The excitement of the event was dampened by Marvel Comics' timing, as most of the series involved had launched with the new creative teams a month before the real event—even though the "Revolution" logo was still printed on the May issues. Uncanny X-Men did not join the "Revolution" event until its June 2000 issue. Furthermore, Claremont stated in later interviews that he had ghostwritten several issues of various X-Men titles before the event.

===Counter-X===
As part of the Revolution event three X-titles, X-Man, X-Force, and Generation X were to be show-run by a longstanding creator working with new writers and artists. Rob Liefeld was originally approached to take over the titles, but he turned down the offer when he found out he would be unable to hire his own colorists. Warren Ellis was then approached, and the Counter-X line was born. Ellis plotted the general direction for each of the Counter-X books, and initially co-wrote each title with Steven Grant on X-Man, Ian Edginton on X-Force, and Brian Wood on Generation X.

===Aftermath===
The "Revolution" event was poorly received by fans and critics, leading to Claremont leaving X-Men and Uncanny X-Men after nine months. The X-Men line of books were revamped again in July 2001 with Grant Morrison writing New X-Men, Joe Casey writing Uncanny X-Men, and Claremont writing the new title X-Treme X-Men.

==Bibliography==
The included issues, in order of publication, were:
- Cable #79, with new writer Robert Weinberg and recently arrived penciller Michael Ryan and inker Andrew Pepoy.
- Gambit #16, with recently arrived penciller Yanick Paquette and inker Sean Parsons.
- Generation X #63, with new co-writers Warren Ellis and Brian Wood, new penciller Steve Pugh, and new inker Sandu Florea.
- X-Men #100, with returning writer Chris Claremont, new penciller Leinil Francis Yu, and new inker Mark Morales
- Wolverine #150, with new writer/penciller Steve Skroce and new inker Lary Stucker (with "special thanks to" Lana Wachowski, and limited to a four-month story arc).
- X-Force #102, with new co-writers Warren Ellis and Ian Edginton, new penciller Whilce Portacio, and new inker Gerry Alanguilan.
- X-Man #63, with new co-writers Warren Ellis and Steven Grant and new artist Ariel Olivetti.
- Uncanny X-Men #381 (June 2000), with returning writer Chris Claremont, new penciller Adam Kubert, and new inker Tim Townsend.
- Magneto: Dark Seduction #1 (June 2000), the first issue of a mini-series by Fabian Nicieza, Roger Cruz, and Andy Owens.

===Collected editions===
The Revolution stories by Chris Claremont have been collected in a Marvel Omnibus
- X-Men: Revolution by Chris Claremont Omnibus (collects X-Men (1991) #100–109; X-Men Annual 2000; Uncanny X-Men #381–389; X-Men Unlimited (1993) #27–29; X-Men: Black Sun #1–5; Bishop: The Last X-Man #15–16; Cable (1993) #87, 904 pages, August 14, 2018 )

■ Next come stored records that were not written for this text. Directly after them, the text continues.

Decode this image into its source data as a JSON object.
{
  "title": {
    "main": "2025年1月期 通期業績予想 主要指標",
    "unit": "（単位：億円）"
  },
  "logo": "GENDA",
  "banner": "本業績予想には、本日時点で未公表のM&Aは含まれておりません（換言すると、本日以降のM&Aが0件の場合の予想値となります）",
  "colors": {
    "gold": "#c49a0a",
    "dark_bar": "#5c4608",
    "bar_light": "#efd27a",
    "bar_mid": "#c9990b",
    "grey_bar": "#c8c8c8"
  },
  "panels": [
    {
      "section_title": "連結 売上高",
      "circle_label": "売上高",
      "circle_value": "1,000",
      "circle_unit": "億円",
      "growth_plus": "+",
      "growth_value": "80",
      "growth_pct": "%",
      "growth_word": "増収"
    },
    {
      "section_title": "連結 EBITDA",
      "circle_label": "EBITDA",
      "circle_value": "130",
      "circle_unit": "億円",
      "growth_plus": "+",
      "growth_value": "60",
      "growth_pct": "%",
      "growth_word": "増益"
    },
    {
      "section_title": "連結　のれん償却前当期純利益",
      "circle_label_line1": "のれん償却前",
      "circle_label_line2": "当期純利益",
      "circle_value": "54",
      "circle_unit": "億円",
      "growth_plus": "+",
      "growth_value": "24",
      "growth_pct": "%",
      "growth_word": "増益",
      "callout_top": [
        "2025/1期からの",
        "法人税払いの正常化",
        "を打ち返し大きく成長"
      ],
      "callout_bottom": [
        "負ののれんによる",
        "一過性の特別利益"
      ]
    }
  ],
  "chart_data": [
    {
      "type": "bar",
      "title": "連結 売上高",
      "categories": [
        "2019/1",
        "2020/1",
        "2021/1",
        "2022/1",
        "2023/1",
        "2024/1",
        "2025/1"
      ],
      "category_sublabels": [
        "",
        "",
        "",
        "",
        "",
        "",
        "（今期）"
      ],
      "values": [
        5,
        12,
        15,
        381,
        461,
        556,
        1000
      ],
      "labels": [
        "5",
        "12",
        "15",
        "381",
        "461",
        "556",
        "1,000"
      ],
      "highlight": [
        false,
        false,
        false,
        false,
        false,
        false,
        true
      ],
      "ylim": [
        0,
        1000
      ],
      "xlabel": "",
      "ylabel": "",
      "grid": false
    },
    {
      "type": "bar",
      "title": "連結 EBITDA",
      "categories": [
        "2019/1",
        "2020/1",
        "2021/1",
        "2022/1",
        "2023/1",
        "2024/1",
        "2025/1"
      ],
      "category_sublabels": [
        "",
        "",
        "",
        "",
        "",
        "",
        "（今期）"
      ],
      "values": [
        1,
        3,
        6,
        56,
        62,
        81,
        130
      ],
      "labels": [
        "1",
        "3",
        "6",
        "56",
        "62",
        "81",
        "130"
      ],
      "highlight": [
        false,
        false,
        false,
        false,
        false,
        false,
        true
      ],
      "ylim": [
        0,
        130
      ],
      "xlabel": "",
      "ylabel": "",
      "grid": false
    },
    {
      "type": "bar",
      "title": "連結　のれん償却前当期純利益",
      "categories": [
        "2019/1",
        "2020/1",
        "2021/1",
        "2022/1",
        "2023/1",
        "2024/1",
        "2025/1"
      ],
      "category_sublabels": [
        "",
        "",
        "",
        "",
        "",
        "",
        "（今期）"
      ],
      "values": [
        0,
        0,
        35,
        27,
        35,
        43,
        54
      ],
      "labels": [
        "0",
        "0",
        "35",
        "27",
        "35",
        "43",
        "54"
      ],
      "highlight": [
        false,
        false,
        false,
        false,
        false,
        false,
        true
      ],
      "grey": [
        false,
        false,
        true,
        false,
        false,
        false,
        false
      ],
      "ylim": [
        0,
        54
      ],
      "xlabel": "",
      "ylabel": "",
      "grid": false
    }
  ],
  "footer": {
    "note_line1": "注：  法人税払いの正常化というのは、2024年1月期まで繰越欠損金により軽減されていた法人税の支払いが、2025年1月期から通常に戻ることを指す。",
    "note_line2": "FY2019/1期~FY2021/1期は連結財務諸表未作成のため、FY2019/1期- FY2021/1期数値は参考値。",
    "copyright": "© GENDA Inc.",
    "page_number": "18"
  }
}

Other titles were collected as trade paperbacks
- Cable: Revolution (collects Cable #79–96, 440 pages, April 25, 2018, )
- Wolverine: Blood Debt (collects Wolverine #150-153, 112 pages, July 30, 2001, )

The Counter-X run was collected with its own sub-branded trade paperback:
- Volume 1: X-Force (collects X-Force #102-109, 192 pages, July 2008, ISBN 0-7851-3304-6)
- Volume 2: Generation X (collects Generation X #63-70, 192 pages, October 2008, ISBN 0-7851-3305-4)
- Volume 3: X-Man (collects X-Man #63-70, 192 pages, December 2008, ISBN 0-7851-3306-2)
- Volume 4: X-Force (collects X-Force #110-115, 102; Rough Cut, 176 pages, August 2012, ISBN 0-7851-5973-8)
- Volume 5: Generation X - Four Days (collects Generation X #71-74, February 26, 2013, ISBN 0785167307)
- Volume 6: X-Man: Fearful Symmetries (collects X-Man 71-75, material from X-Men Unlimited (1993) 31, 152 pages, April 23, 2013, ISBN 0785167315) * This volume was solicited for release but cancelled in March 2013 before being published.